Un discours de combat

Messieurs, comme vous tous, j'ai tenu dans mes mains ces journaux, ces brochures, ces pamphlets impérialistes ou césaristes, comme on dit aujourd'hui. Une idée me frappe, et il m'est impossible de ne pas la commmuniquer à l'Assemblée. (Agitation, l'orateur poursuit :) Oui, il m'est impossible de ne pas la laisser déborder devant cette Assemblée. Que dirait ce soldat, ce grand soldat de la France, qui est couché là, aux Invalides, et à l'ombre duquel on s'abrite, et dont on invoque si souvent et si étrangement le nom ; que dirait ce Napoléon, qui, parmi tant de combats prodigieux, est allé, à huit cents lieues de Paris, provoquer la vieille barbarie moscovite à ce grand duel de 1812 ? Que dirait ce sublime esprit, qui n'entrevoyait qu'avec horreur la possibilité d'une Europe cosaque, et qui, certes, quels que fussent ses instincts d'autorité, lui préférait l'Europe républicaine ; que dirait-il, lui ! si, du fond de son tombeau, il pouvait voir que son empire, son glorieux et belliqueux empire, a aujourd'hui pour panégyristes, pour apologistes, pour théoriciens et pour reconstructeurs, qui ? des hommes qui, dans notre époque rayonnante et libre, se tournent vers le Nord avec un désespoir qui serait risible, s'il n'était monstrueux ? des hommes qui, à chaque fois qu'ils nous entendent prononcer les mots démocratie, liberté, humanité, progrès, se couchent à plat ventre avec terreur et se collent l'oreille contre terre pour écouter s'ils n'entendront pas enfin venir le canon russe !
(Longs applaudissements à gauche. Clameurs à droite. — Toute la droite se lève et couvre de ses cris les dernières paroles de l'orateur. À l'ordre ! à l'ordre ! à l'ordre !
Plusieurs ministres se lèvent sur leurs bancs et protestent avec vivacité contre les paroles de l'orateur. — Le tumulte va croissant. — Des apostrophes violentes sont lancées à l'orateur par un grand nombre des membres.  — MM. Bineau, le général Gourgaud et plusieurs autres représentants siégeant sur les premiers bancs de la droite se font remarquer par leur animation.
)

    « Révision de la constitution », discours à l'Assemblée nationale le 17 juillet 1851, Actes et Paroles I, Robert Laffont, coll. Bouquins, vol. Politique, p. 292.

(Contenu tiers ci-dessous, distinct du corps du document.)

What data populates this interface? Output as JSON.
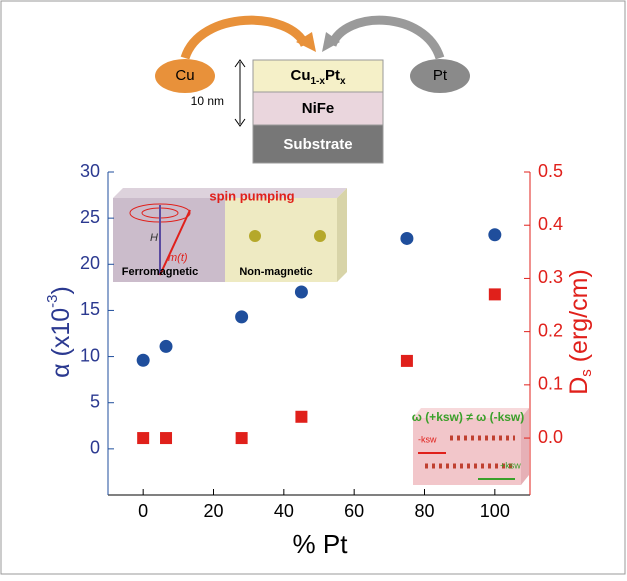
{
  "chart_data": {
    "type": "scatter",
    "x_label": "% Pt",
    "y_label": [
      "α (x10",
      "-3",
      ")"
    ],
    "y2_label": [
      "D",
      "s",
      " (erg/cm)"
    ],
    "xlim": [
      -10,
      110
    ],
    "xticks": [
      0,
      20,
      40,
      60,
      80,
      100
    ],
    "ylim": [
      -5,
      30
    ],
    "yticks": [
      0,
      5,
      10,
      15,
      20,
      25,
      30
    ],
    "y2lim": [
      -0.107,
      0.5
    ],
    "y2ticks": [
      {
        "value": 0,
        "label": "0.0"
      },
      0.1,
      0.2,
      0.3,
      0.4,
      0.5
    ],
    "series": [
      {
        "color": "#1f4e9c",
        "marker": "circle",
        "x": [
          0,
          6.5,
          28,
          45,
          75,
          100
        ],
        "values": [
          9.6,
          11.1,
          14.3,
          17.0,
          22.8,
          23.2
        ]
      },
      {
        "color": "#e0201b",
        "marker": "square",
        "axis": "y2",
        "x": [
          0,
          6.5,
          28,
          45,
          75,
          100
        ],
        "values": [
          0,
          0,
          0,
          0.04,
          0.145,
          0.27
        ]
      }
    ],
    "annotations": {
      "spin": "spin pumping",
      "h": "H",
      "mt": "m(t)",
      "ferro": "Ferromagnetic",
      "nonmag": "Non-magnetic",
      "omega": "ω (+ksw) ≠ ω (-ksw)",
      "minus": "-ksw",
      "plus": "+ksw"
    }
  },
  "diagram": {
    "cu": "Cu",
    "pt": "Pt",
    "layer": [
      "Cu",
      "1-x",
      "Pt",
      "x"
    ],
    "nife": "NiFe",
    "substrate": "Substrate",
    "thickness": "10 nm"
  }
}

Louis Bonaparte avait été élu Président de la République le 10 décembre 1848. Peu à peu, de crise en crise et à travers des lois de restriction sur le suffrage universel ou sur la liberté de la presse, le parti monarchique, royalistes et bonapartistes réunis, tisse sa toile. En juillet 1851, l'Assemblée délibère sur la révison de la constitution qui permettrait au Prince-Président d'être réélu en 1852. Faute d'avoir réuni les deux tiers des suffrages, le projet échoua. On sait ce qui s'ensuivit : le coup d'État du 2 décembre 1851.
Dans le débat, Victor Hugo prit la parole le 17 juillet. Ce fut un long discours, haché d'interruptions et d'incidents.

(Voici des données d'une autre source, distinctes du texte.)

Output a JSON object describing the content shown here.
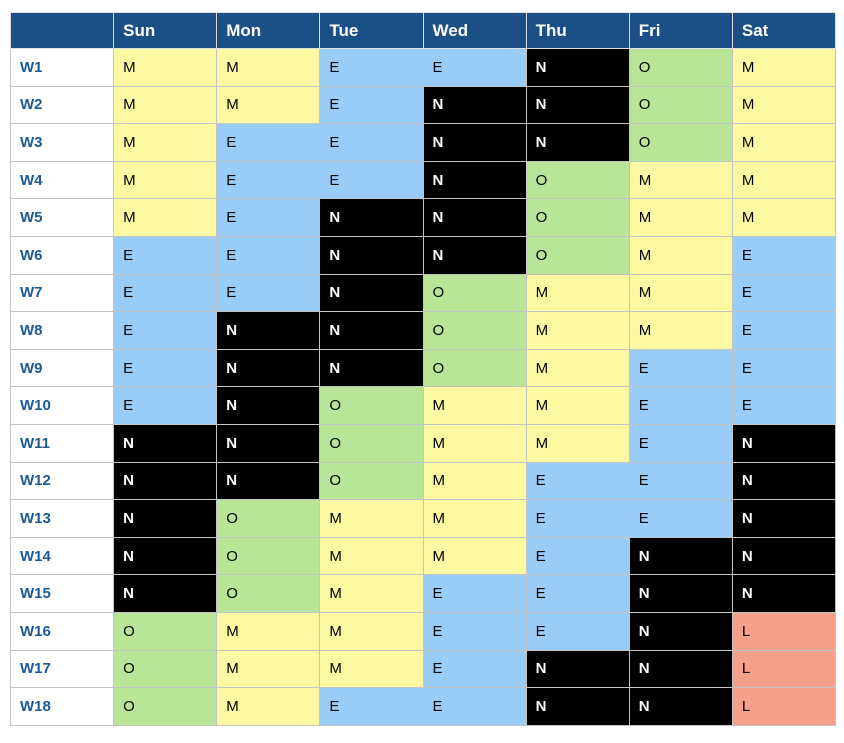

La stratégie était simple et audacieuse : puisque Louis-Napoléon Bonaparte se réclamait du glorieux Empire, il fallait opposer l'oncle au neveu, élever la geste de l'un pour abaisser les prétentions de l'autre. Et c'est ainsi que, quelques instants avant le moment qui nous occupe, l'orateur avait lancé la formule destinée à une certaine fortune : « Quoi ! après Auguste, Augustule ! Quoi ! parce que nous avons eu Napoléon le Grand, il faut que nous ayons Napoléon le Petit ! » La tactique était celle de la provocation, et le tumulte avait été, selon les rédacteurs du Moniteur, « inexprimable ».
Maintenant, sous l'apparence d'une improvisation et sous le prétexte des libelles plus ou moins inspirés par l'Élysée — dont quelques-uns peut-être, en effet, en appelaient au tsar contre les désordres de la République —, l'orateur s'en prend au parti de l'ordre et à cette propension qu'il montre à se tourner vers l'ennemi.
L'image qui fait mal, et dans laquelle les bancs de la droite se reconnurent avec fureur : celle qui conjugue la peur de la démocratie et le recours à la dictature, le vœu d'un malheur national et l'adoration des barbares, pour peu que ceux-ci puissent favoriser l'écrasement de la République.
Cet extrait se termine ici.